When strong winds hit Beijing earlier this month, they did their usual worst: knocking over anything not fixed down, causing colds and disrupting routines. Any marketer wrapped warm enough to brave the streets, though, would have been in for a treat courtesy of 999 Ganmaoling (999 感冒灵).  

They’re China’s leading cold and flu medicine brand, and they capitalised on the weather with a spur-of-the-moment campaign that took the situation on with tongue-in-cheek humour.  

They wrapped banners around trees and knocked their own billboards into wonky angles, all replicating the effects of a windstorm. The ad copy across it all: a reminder to keep warm. It was topical without being loud, and empathetic without leaning into melodrama. 

This isn’t Ganmaoling’s first rodeo. They’ve shown themselves adept at topical, fast-paced marketing before. During northern China’s snowfall season late last year, the brand took over city-centre screens to display the same message. That time, the keep-warm sentiment was presented in the form of letters from far-off parents.  

Ganmaoling
Image: Rednote/999感冒灵

On the brand’s annual health awareness day in March, Ganmaoling leaned into physical participation, encouraging commuters to interact with sports-themed posters that subtly folded exercise advice into the act of engagement itself. 

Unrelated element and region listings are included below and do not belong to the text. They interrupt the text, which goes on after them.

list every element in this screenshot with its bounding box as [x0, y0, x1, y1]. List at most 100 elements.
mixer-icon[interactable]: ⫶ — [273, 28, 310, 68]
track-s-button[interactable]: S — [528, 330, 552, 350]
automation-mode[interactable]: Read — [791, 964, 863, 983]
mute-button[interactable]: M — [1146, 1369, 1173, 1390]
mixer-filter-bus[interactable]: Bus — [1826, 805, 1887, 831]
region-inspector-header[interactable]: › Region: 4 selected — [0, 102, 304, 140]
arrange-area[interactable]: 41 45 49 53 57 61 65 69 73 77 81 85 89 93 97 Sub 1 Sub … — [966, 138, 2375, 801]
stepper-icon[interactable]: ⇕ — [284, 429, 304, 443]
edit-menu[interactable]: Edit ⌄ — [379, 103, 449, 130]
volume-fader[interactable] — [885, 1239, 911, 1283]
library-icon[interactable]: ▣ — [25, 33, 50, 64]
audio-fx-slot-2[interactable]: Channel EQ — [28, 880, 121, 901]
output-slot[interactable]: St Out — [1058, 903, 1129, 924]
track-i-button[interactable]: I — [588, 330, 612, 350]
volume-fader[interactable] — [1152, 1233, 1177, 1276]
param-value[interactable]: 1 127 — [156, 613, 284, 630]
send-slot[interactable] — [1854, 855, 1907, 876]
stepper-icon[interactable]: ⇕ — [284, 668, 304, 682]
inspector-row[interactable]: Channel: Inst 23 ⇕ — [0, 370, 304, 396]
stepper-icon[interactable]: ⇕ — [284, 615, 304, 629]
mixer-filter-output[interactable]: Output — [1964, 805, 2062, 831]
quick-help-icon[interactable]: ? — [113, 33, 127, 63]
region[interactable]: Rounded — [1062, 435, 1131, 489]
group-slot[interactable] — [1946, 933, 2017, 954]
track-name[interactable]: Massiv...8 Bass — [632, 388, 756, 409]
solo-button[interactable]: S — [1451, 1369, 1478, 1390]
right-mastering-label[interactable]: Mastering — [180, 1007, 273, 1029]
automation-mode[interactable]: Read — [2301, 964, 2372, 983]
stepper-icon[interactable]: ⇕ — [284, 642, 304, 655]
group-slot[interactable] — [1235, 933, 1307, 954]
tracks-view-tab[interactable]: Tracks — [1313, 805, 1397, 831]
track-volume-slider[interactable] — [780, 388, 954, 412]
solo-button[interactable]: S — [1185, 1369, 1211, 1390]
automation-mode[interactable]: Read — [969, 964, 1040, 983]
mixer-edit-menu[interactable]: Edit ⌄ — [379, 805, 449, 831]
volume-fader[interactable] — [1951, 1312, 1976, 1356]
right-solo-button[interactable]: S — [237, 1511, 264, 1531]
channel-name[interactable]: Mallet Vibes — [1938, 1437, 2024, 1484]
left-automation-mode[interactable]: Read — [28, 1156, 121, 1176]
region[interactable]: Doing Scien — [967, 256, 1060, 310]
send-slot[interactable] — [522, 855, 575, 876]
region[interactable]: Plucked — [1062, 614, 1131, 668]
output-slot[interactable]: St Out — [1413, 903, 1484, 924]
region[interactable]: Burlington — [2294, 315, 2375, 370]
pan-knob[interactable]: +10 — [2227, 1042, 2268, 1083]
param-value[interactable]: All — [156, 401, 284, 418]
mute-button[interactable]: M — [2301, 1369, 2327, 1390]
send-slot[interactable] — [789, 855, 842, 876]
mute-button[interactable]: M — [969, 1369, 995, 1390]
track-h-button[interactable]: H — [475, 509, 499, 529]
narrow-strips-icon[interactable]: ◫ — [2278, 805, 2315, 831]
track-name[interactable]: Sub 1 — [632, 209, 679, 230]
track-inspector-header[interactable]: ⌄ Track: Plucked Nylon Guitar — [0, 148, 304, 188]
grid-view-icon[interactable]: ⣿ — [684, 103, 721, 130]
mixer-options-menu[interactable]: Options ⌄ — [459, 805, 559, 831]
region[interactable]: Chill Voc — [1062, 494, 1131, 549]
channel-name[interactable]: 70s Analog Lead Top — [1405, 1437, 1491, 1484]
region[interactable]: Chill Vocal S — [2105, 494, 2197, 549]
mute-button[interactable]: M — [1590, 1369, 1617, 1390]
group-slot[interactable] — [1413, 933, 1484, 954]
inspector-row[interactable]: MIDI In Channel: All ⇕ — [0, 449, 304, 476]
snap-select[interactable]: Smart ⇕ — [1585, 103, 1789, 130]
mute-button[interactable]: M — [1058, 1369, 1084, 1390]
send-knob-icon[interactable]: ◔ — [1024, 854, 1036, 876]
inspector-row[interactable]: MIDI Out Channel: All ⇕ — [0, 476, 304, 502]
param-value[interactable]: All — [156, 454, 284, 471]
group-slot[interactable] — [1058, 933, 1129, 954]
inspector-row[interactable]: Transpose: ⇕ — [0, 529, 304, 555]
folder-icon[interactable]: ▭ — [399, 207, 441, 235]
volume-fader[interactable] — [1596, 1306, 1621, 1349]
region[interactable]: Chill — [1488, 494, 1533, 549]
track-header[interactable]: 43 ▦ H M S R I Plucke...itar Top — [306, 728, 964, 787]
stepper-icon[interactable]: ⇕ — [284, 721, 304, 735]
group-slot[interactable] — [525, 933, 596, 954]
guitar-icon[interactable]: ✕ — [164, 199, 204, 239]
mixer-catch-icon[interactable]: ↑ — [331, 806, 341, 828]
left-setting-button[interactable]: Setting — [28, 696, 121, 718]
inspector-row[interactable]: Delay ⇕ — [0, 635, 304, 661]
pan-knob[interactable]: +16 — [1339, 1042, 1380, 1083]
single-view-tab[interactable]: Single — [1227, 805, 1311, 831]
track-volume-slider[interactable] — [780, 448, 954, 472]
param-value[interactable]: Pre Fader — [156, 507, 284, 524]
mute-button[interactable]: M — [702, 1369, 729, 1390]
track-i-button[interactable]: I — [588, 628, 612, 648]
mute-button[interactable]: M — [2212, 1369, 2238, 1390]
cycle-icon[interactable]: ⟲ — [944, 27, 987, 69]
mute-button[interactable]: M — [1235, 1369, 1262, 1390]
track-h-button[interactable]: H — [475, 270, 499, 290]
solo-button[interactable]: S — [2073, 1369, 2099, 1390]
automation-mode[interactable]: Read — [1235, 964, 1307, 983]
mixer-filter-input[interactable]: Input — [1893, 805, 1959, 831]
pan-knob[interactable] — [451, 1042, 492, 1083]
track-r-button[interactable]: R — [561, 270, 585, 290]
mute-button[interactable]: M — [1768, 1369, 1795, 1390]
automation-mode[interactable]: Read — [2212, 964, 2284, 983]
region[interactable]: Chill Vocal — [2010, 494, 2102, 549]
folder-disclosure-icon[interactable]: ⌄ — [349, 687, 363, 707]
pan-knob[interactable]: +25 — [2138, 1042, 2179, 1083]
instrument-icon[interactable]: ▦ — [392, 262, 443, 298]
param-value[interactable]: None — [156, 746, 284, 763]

It’s all very simple, and that’s a large part of the charm. You can’t overlook the fact that the message is always caring, paternal. Coming from a company whose product helps you when you’re at your lowest – coughing and spluttering through the flu – it’s a sentiment. At its core, Ganmaoling is trying to appear human.  

Fast marketing helps here. By making their campaigns timely and reactive, audiences feel like they’re engaged in dialogue, not just having ads blasted at them. It’s a smart approach. Sometimes, showing up at exactly the right time is the most effective creative decision of all.